Original Released on LP Island ILPS 9127
(UK, May 1970)

No matter how successful their debut was, King Crimson was a band close to a full break up in 1970. Most of the members from the debut had already left, but Greg Lake stayed long enough to complete the vocal-tracks for most of the songs on "In the Wake of Poseidon" before he went to join Emerson, Lake and Palmer. Among the new members of the band were keyboardist Keith Tippett and the well-known saxophonist/flutist Mel Collins. The album became structurally and musically very similar to the debut, but that album was so good that we surely can take it a second time too! "Pictures of a City" is this album's "21st Century Schizoid Man", but with a funkier sax-riff and more float in the vocal-parts.

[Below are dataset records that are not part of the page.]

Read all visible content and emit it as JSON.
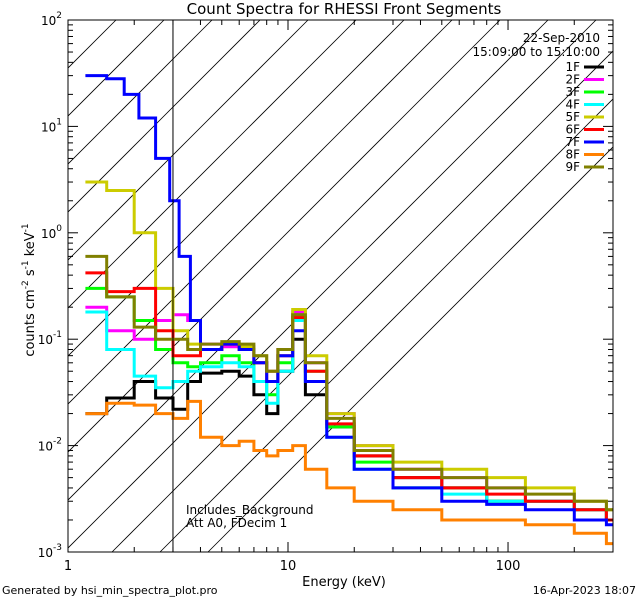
{
  "chart_data": {
    "type": "line",
    "title": "Count Spectra for RHESSI Front Segments",
    "xlabel": "Energy (keV)",
    "ylabel_main": "counts cm",
    "ylabel_exp1": "-2",
    "ylabel_s": " s",
    "ylabel_exp2": "-1",
    "ylabel_kev": " keV",
    "ylabel_exp3": "-1",
    "x_scale": "log",
    "y_scale": "log",
    "xlim": [
      1,
      300
    ],
    "ylim": [
      0.001,
      100
    ],
    "x_ticks": [
      {
        "value": 1,
        "label": "1"
      },
      {
        "value": 10,
        "label": "10"
      },
      {
        "value": 100,
        "label": "100"
      }
    ],
    "y_ticks": [
      {
        "value": 0.001,
        "base": "10",
        "exp": "-3"
      },
      {
        "value": 0.01,
        "base": "10",
        "exp": "-2"
      },
      {
        "value": 0.1,
        "base": "10",
        "exp": "-1"
      },
      {
        "value": 1,
        "base": "10",
        "exp": "0"
      },
      {
        "value": 10,
        "base": "10",
        "exp": "1"
      },
      {
        "value": 100,
        "base": "10",
        "exp": "2"
      }
    ],
    "legend": {
      "position": "top-right",
      "date": "22-Sep-2010",
      "time_range": "15:09:00 to 15:10:00"
    },
    "hatched_region": {
      "x_from": 1,
      "x_to": 3
    },
    "annotations": [
      "Includes_Background",
      "Att A0, FDecim 1"
    ],
    "series": [
      {
        "name": "1F",
        "color": "#000000",
        "points": [
          [
            1.2,
            0.02
          ],
          [
            1.5,
            0.028
          ],
          [
            2.0,
            0.04
          ],
          [
            2.5,
            0.028
          ],
          [
            3.0,
            0.022
          ],
          [
            3.5,
            0.04
          ],
          [
            4.0,
            0.048
          ],
          [
            5.0,
            0.05
          ],
          [
            6.0,
            0.045
          ],
          [
            7.0,
            0.03
          ],
          [
            8.0,
            0.02
          ],
          [
            9.0,
            0.05
          ],
          [
            10.5,
            0.1
          ],
          [
            12,
            0.03
          ],
          [
            15,
            0.015
          ],
          [
            20,
            0.008
          ],
          [
            30,
            0.005
          ],
          [
            50,
            0.004
          ],
          [
            80,
            0.003
          ],
          [
            120,
            0.003
          ],
          [
            200,
            0.0025
          ],
          [
            280,
            0.002
          ]
        ]
      },
      {
        "name": "2F",
        "color": "#ff00ff",
        "points": [
          [
            1.2,
            0.2
          ],
          [
            1.5,
            0.12
          ],
          [
            2.0,
            0.1
          ],
          [
            2.5,
            0.15
          ],
          [
            3.0,
            0.17
          ],
          [
            3.5,
            0.15
          ],
          [
            4.0,
            0.09
          ],
          [
            5.0,
            0.085
          ],
          [
            6.0,
            0.08
          ],
          [
            7.0,
            0.06
          ],
          [
            8.0,
            0.05
          ],
          [
            9.0,
            0.08
          ],
          [
            10.5,
            0.18
          ],
          [
            12,
            0.06
          ],
          [
            15,
            0.02
          ],
          [
            20,
            0.01
          ],
          [
            30,
            0.006
          ],
          [
            50,
            0.005
          ],
          [
            80,
            0.004
          ],
          [
            120,
            0.003
          ],
          [
            200,
            0.0025
          ],
          [
            280,
            0.002
          ]
        ]
      },
      {
        "name": "3F",
        "color": "#00ff00",
        "points": [
          [
            1.2,
            0.3
          ],
          [
            1.5,
            0.25
          ],
          [
            2.0,
            0.15
          ],
          [
            2.5,
            0.08
          ],
          [
            3.0,
            0.06
          ],
          [
            3.5,
            0.055
          ],
          [
            4.0,
            0.06
          ],
          [
            5.0,
            0.07
          ],
          [
            6.0,
            0.06
          ],
          [
            7.0,
            0.04
          ],
          [
            8.0,
            0.03
          ],
          [
            9.0,
            0.06
          ],
          [
            10.5,
            0.17
          ],
          [
            12,
            0.05
          ],
          [
            15,
            0.015
          ],
          [
            20,
            0.007
          ],
          [
            30,
            0.004
          ],
          [
            50,
            0.004
          ],
          [
            80,
            0.003
          ],
          [
            120,
            0.003
          ],
          [
            200,
            0.0025
          ],
          [
            280,
            0.002
          ]
        ]
      },
      {
        "name": "4F",
        "color": "#00ffff",
        "points": [
          [
            1.2,
            0.18
          ],
          [
            1.5,
            0.08
          ],
          [
            2.0,
            0.045
          ],
          [
            2.5,
            0.035
          ],
          [
            3.0,
            0.04
          ],
          [
            3.5,
            0.05
          ],
          [
            4.0,
            0.055
          ],
          [
            5.0,
            0.06
          ],
          [
            6.0,
            0.055
          ],
          [
            7.0,
            0.04
          ],
          [
            8.0,
            0.025
          ],
          [
            9.0,
            0.05
          ],
          [
            10.5,
            0.15
          ],
          [
            12,
            0.04
          ],
          [
            15,
            0.012
          ],
          [
            20,
            0.006
          ],
          [
            30,
            0.004
          ],
          [
            50,
            0.0035
          ],
          [
            80,
            0.003
          ],
          [
            120,
            0.003
          ],
          [
            200,
            0.0025
          ],
          [
            280,
            0.002
          ]
        ]
      },
      {
        "name": "5F",
        "color": "#cccc00",
        "points": [
          [
            1.2,
            3.0
          ],
          [
            1.5,
            2.5
          ],
          [
            2.0,
            1.0
          ],
          [
            2.5,
            0.3
          ],
          [
            3.0,
            0.12
          ],
          [
            3.5,
            0.09
          ],
          [
            4.0,
            0.08
          ],
          [
            5.0,
            0.09
          ],
          [
            6.0,
            0.085
          ],
          [
            7.0,
            0.07
          ],
          [
            8.0,
            0.05
          ],
          [
            9.0,
            0.08
          ],
          [
            10.5,
            0.19
          ],
          [
            12,
            0.07
          ],
          [
            15,
            0.02
          ],
          [
            20,
            0.01
          ],
          [
            30,
            0.007
          ],
          [
            50,
            0.006
          ],
          [
            80,
            0.005
          ],
          [
            120,
            0.004
          ],
          [
            200,
            0.003
          ],
          [
            280,
            0.0025
          ]
        ]
      },
      {
        "name": "6F",
        "color": "#ff0000",
        "points": [
          [
            1.2,
            0.42
          ],
          [
            1.5,
            0.28
          ],
          [
            2.0,
            0.3
          ],
          [
            2.5,
            0.12
          ],
          [
            3.0,
            0.07
          ],
          [
            3.5,
            0.07
          ],
          [
            4.0,
            0.08
          ],
          [
            5.0,
            0.09
          ],
          [
            6.0,
            0.08
          ],
          [
            7.0,
            0.06
          ],
          [
            8.0,
            0.04
          ],
          [
            9.0,
            0.07
          ],
          [
            10.5,
            0.16
          ],
          [
            12,
            0.05
          ],
          [
            15,
            0.016
          ],
          [
            20,
            0.008
          ],
          [
            30,
            0.005
          ],
          [
            50,
            0.004
          ],
          [
            80,
            0.0035
          ],
          [
            120,
            0.003
          ],
          [
            200,
            0.0025
          ],
          [
            280,
            0.002
          ]
        ]
      },
      {
        "name": "7F",
        "color": "#0000ff",
        "points": [
          [
            1.2,
            30.0
          ],
          [
            1.5,
            28.0
          ],
          [
            1.8,
            20.0
          ],
          [
            2.1,
            12.0
          ],
          [
            2.5,
            5.0
          ],
          [
            2.9,
            2.0
          ],
          [
            3.2,
            0.6
          ],
          [
            3.6,
            0.15
          ],
          [
            4.0,
            0.08
          ],
          [
            5.0,
            0.09
          ],
          [
            6.0,
            0.08
          ],
          [
            7.0,
            0.06
          ],
          [
            8.0,
            0.04
          ],
          [
            9.0,
            0.07
          ],
          [
            10.5,
            0.12
          ],
          [
            12,
            0.04
          ],
          [
            15,
            0.012
          ],
          [
            20,
            0.006
          ],
          [
            30,
            0.004
          ],
          [
            50,
            0.003
          ],
          [
            80,
            0.0028
          ],
          [
            120,
            0.0025
          ],
          [
            200,
            0.002
          ],
          [
            280,
            0.0018
          ]
        ]
      },
      {
        "name": "8F",
        "color": "#ff8000",
        "points": [
          [
            1.2,
            0.02
          ],
          [
            1.5,
            0.025
          ],
          [
            2.0,
            0.024
          ],
          [
            2.5,
            0.02
          ],
          [
            3.0,
            0.018
          ],
          [
            3.5,
            0.026
          ],
          [
            4.0,
            0.012
          ],
          [
            5.0,
            0.01
          ],
          [
            6.0,
            0.011
          ],
          [
            7.0,
            0.009
          ],
          [
            8.0,
            0.008
          ],
          [
            9.0,
            0.009
          ],
          [
            10.5,
            0.01
          ],
          [
            12,
            0.006
          ],
          [
            15,
            0.004
          ],
          [
            20,
            0.003
          ],
          [
            30,
            0.0025
          ],
          [
            50,
            0.002
          ],
          [
            80,
            0.002
          ],
          [
            120,
            0.0018
          ],
          [
            200,
            0.0015
          ],
          [
            280,
            0.0012
          ]
        ]
      },
      {
        "name": "9F",
        "color": "#808000",
        "points": [
          [
            1.2,
            0.6
          ],
          [
            1.5,
            0.25
          ],
          [
            2.0,
            0.13
          ],
          [
            2.5,
            0.1
          ],
          [
            3.0,
            0.1
          ],
          [
            3.5,
            0.08
          ],
          [
            4.0,
            0.09
          ],
          [
            5.0,
            0.095
          ],
          [
            6.0,
            0.09
          ],
          [
            7.0,
            0.07
          ],
          [
            8.0,
            0.05
          ],
          [
            9.0,
            0.08
          ],
          [
            10.5,
            0.17
          ],
          [
            12,
            0.06
          ],
          [
            15,
            0.018
          ],
          [
            20,
            0.009
          ],
          [
            30,
            0.006
          ],
          [
            50,
            0.005
          ],
          [
            80,
            0.004
          ],
          [
            120,
            0.0035
          ],
          [
            200,
            0.003
          ],
          [
            280,
            0.0025
          ]
        ]
      }
    ]
  },
  "footer": {
    "left": "Generated by hsi_min_spectra_plot.pro",
    "right": "16-Apr-2023 18:07"
  }
}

The title-track is a really beautiful, mellotron-driven symphonic progressive rock track, and sounds like a cross of "Epitaph" and the title-track from the previous record. "Cadence and Cascade" was much in the same vein as "I Talk to the Wind" but the voice of new singer Gordon Haskell made it at least sound a little bit different. The cheerful and jazzy "Cat Food" and the very sinister instrumental "The Devil's Triangle" (based on "Mars" from Gustav Holt's "The Planets") was the only tracks where the band managed to do something that they already hadn't done on the debut. But, unlike many critics, I don't think this second album is inferior to "In The Court Of Crimson King". In fact, after all these years, I return more often to this album than his predecessor.